De la anterior Sonidos vecinos –estrenada en Buenos Aires en unas pocas salas y escasísima repercusión– a Aquarius no hay un salto cualitativo evidente sino una precisa y minuciosa estrategia narrativa diseñada para llegar a una mayor cantidad de público. El realizador brasileño Kleber Mendonça Filho necesitaba de una actriz con la presencia de Sonia Braga para comandar desde la pantalla con potencia y sensibilidad la vieja historia de la lucha entre el individuo y las fuerzas de la modernización (valga el término como eufemismo multipropósito). Porque ése es –palabras más, palabras menos– el meollo de la cuestión en su segundo largometraje de ficción, nuevamente rodado y ubicado específicamente en su Recife natal; la historia sólo podría trasladarse a megalópolis como Río o San Pablo con muchos y necesarios cambios en ciertos detalles del guión. Clara (Braga) es un exponente de la clase media educada y progresista de esa ciudad y no de cualquier otra. Pero a pesar de vivir en la “parte rica” –según sus propias palabras, separada por un simple desagüe en medio de la playa de la “parte pobre”—, poco y nada le debe a tanto nuevo rico surgido del negocio de la construcción de torres de categoría.
Una primera escena a comienzos de los años ‘80 muestra a Clara –esposa y madre de tres hijos– celebrando abiertamente el cumpleaños de una tía y, no tan secretamente, su reciente triunfo sobre un cáncer de mama. Se trata de una secuencia luminosa, precisa y elegantemente encuadrada en el formato de pantalla ancha que el realizador parece preferir por sobre cualquier otro. De todas formas, más allá del registro coral de personajes principales y secundarios, Mendonça Filho desliza un apunte que puede parecer casual, pero es esencial a la totalidad del relato: en medio de la lectura de unos textos escritos por los chicos de la casa en su honor, la Tía se pierde en el recuerdo de algunas sesiones amatorias del pasado remoto, disparadas (como un sucedáneo de la famosa magdalena) por la presencia de un simple mueblecito ubicado en el living. El deseo sexual (una forma de la vitalidad) será uno de los motores centrales en la vida de Clara tres décadas más tarde, ya viuda y con sus retoños fuera del hogar, rodeada de sus amados discos de vinilo (es una excrítica musical), sus libros, su “mujer que ayuda en la casa” y, por supuesto, las cuidadosamente decoradas paredes de ese mismo departamento, uno de los tantos del complejo Aquarius.

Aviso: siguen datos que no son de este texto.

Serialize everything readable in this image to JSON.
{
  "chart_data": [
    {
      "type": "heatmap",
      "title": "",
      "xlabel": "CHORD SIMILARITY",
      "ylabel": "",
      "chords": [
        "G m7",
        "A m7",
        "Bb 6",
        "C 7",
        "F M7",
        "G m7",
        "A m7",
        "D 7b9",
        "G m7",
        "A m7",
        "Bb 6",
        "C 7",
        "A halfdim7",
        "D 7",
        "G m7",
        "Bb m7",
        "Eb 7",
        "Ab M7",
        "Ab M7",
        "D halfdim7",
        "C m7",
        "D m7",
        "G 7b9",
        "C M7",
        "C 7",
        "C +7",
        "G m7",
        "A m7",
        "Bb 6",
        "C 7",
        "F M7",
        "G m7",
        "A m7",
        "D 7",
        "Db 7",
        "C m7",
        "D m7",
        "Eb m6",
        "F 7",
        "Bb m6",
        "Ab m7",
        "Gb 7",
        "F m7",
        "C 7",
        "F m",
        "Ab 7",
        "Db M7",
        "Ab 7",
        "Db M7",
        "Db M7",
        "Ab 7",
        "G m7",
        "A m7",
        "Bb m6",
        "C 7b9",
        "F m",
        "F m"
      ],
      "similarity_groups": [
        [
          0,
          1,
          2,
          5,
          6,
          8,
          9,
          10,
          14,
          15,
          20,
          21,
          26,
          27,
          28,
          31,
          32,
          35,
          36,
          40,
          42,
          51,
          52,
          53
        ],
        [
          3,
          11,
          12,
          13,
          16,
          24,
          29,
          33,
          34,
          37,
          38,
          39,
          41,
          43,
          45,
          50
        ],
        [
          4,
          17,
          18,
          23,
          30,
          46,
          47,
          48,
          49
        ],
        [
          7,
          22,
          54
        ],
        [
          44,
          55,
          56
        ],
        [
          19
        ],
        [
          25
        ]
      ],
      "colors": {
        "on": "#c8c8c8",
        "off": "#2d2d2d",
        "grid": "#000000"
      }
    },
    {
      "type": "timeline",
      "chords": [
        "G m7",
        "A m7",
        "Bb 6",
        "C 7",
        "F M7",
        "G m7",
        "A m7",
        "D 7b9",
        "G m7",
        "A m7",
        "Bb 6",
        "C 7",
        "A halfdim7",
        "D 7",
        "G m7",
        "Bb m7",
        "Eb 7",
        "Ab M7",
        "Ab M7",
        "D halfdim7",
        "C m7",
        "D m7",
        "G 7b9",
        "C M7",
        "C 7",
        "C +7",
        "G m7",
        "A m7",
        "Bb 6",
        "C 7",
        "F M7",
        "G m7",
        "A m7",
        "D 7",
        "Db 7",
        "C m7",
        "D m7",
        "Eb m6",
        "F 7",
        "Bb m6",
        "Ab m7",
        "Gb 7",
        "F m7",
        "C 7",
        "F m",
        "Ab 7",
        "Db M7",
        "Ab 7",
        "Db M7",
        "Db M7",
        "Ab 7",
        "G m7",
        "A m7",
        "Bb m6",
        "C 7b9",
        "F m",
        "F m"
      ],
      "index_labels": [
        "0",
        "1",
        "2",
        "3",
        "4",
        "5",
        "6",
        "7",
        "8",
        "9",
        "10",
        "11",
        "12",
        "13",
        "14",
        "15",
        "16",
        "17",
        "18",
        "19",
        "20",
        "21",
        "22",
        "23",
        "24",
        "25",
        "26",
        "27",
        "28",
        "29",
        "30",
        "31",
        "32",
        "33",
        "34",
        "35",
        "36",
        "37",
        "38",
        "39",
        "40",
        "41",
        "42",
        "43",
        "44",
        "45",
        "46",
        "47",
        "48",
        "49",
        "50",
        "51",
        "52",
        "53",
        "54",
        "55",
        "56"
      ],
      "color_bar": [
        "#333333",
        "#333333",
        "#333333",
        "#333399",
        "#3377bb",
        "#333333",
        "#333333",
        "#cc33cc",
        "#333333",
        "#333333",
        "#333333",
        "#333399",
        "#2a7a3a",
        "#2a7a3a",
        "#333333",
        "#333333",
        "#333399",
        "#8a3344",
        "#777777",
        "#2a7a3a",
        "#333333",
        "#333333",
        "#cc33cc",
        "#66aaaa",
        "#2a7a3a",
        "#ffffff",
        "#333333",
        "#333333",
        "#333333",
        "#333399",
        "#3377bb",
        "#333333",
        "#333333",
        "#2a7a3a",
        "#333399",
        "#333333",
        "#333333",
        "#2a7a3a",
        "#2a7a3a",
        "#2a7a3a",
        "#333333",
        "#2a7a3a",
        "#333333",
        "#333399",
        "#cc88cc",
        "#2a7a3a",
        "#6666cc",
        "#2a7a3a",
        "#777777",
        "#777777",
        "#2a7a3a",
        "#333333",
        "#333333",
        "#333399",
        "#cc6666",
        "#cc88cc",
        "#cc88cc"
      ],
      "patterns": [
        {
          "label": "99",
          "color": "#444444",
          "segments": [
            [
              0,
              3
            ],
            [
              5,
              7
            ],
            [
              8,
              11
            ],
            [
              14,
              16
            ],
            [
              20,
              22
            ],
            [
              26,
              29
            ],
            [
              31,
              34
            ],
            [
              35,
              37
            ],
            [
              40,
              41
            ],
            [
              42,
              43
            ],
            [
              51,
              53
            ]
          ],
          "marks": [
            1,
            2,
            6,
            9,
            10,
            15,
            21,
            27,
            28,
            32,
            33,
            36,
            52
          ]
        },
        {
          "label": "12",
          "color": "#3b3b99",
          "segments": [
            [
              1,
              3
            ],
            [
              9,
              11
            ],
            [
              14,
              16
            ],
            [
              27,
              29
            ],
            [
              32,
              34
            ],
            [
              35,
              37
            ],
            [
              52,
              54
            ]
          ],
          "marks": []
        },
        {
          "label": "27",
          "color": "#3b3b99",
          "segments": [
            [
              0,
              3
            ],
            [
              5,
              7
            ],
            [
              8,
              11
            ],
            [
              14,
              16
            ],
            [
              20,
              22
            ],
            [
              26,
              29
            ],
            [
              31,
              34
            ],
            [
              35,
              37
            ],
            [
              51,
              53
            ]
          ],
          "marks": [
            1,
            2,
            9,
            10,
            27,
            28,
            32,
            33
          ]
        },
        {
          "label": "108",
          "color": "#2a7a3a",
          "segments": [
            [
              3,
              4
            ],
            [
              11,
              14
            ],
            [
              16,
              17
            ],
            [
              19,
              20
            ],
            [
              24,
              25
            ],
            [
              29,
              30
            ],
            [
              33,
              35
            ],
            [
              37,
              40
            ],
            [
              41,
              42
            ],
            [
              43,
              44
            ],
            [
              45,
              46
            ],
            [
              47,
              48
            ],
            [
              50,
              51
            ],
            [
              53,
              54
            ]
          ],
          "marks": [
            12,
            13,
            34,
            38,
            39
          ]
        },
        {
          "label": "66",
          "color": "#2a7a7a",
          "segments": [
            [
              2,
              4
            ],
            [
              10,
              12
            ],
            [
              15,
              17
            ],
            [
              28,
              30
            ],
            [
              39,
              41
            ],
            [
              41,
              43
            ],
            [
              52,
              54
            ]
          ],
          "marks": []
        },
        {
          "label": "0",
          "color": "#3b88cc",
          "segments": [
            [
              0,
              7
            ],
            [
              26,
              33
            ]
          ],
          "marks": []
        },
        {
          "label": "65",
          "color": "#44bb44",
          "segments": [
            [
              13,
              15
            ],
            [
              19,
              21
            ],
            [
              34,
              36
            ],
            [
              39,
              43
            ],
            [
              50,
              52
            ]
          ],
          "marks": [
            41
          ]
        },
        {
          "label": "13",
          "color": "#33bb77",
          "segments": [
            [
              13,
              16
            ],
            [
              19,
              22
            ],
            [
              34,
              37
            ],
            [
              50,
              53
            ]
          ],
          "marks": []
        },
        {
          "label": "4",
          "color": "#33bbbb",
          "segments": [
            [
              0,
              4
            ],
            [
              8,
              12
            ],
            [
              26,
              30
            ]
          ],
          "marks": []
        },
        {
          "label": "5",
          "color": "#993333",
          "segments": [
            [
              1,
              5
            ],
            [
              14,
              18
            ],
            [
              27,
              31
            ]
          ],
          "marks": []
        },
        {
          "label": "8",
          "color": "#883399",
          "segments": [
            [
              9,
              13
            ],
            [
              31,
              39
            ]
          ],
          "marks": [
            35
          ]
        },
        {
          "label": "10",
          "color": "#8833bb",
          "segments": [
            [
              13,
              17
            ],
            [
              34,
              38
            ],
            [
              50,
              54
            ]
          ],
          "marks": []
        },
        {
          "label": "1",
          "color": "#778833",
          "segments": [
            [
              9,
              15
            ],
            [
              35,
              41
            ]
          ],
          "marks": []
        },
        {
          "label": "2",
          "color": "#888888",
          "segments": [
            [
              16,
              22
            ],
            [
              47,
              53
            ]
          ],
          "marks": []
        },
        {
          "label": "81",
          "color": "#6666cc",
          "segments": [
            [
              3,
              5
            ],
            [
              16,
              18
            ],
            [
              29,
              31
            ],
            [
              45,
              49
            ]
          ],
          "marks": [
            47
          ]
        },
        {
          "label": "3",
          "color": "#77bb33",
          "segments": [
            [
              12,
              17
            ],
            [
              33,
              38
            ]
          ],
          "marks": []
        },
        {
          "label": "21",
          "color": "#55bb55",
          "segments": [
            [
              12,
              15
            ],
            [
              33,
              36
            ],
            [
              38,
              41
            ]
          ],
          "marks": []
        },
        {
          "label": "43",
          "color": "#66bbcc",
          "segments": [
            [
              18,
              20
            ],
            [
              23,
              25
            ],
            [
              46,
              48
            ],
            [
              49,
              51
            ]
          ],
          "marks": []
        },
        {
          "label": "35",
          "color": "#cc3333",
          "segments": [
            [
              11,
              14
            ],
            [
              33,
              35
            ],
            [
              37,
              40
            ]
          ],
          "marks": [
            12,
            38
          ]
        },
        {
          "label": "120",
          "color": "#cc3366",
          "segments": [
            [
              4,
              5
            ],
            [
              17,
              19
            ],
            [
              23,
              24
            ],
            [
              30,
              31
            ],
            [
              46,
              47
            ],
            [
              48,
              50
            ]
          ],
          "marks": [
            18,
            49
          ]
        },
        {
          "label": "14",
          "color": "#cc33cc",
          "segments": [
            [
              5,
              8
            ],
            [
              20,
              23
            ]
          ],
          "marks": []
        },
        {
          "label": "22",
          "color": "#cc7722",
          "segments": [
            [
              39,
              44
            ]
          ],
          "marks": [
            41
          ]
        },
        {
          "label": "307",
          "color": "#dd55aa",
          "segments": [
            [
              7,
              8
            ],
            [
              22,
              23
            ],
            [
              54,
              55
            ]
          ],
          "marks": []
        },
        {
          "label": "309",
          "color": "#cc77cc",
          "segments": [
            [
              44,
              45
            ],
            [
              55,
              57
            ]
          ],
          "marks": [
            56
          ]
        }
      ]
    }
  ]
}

Pero Clara, de unos 60 y pico de años, vive literalmente sola en el inmueble, ya que el resto de las unidades han sido compradas por una empresa con la intención de demolerlas y construir allí otra clase de estructura edilicia. Ese es el punto de partida de la encarnizada lucha de la protagonista: su resistencia a la venta, a pesar de una más que interesante propuesta económica, primero, y los cada vez más agresivos mecanismos disuasivos que los nuevos dueños del lugar están dispuestos a utilizar para sacársela de encima. Lo más interesante, sensible y profundo del nuevo film de Kleber Mendonça Filho –que debutó nada más y nada menos que en la Competencia oficial del Festival de Cannes– no está precisamente en ese enfrentamiento entre fuerzas dispares (la Corporación insensible versus el individuo), sino en la descripción de la vida cotidiana de la heroína, en los detalles de la amistad con un grupo de mujeres de su misma edad y el contacto permanente con la gente del barrio, en la amorosa pero conflictiva relación con los hijos, en su tozudez lúcida. Y en ese deseo latente que parece dispararse, irónicamente, a partir de una orgía en el piso de arriba organizada con el fin de escandalizarla.
En ese espacio físico que Clara entiende como una forma de la identidad, la colección de discos se transforma en un álbum de recuerdos diáfanos. Como cada esquina del departamento mismo. Es precisamente esa noción, tanto intelectual como emocional, lo que el representante visible del emprendimiento inmobiliario (mucho más joven que ella, un típico pedante con master universitario) no logra comprender. Aquarius adopta el punto de vista inamovible de la primera y transforma progresivamente al segundo en el enemigo a combatir, idea que el realizador refuerza durante el último tercio del film con confesiones imprevistas y un cierre esperanzador sostenido gracias a un tono catártico pour la galerie. Queda impregnada en la memoria la fuerza de la ex Doña Flor, indivisible aquí de su personaje, a tal punto que sería imposible imaginarse la película sin ella.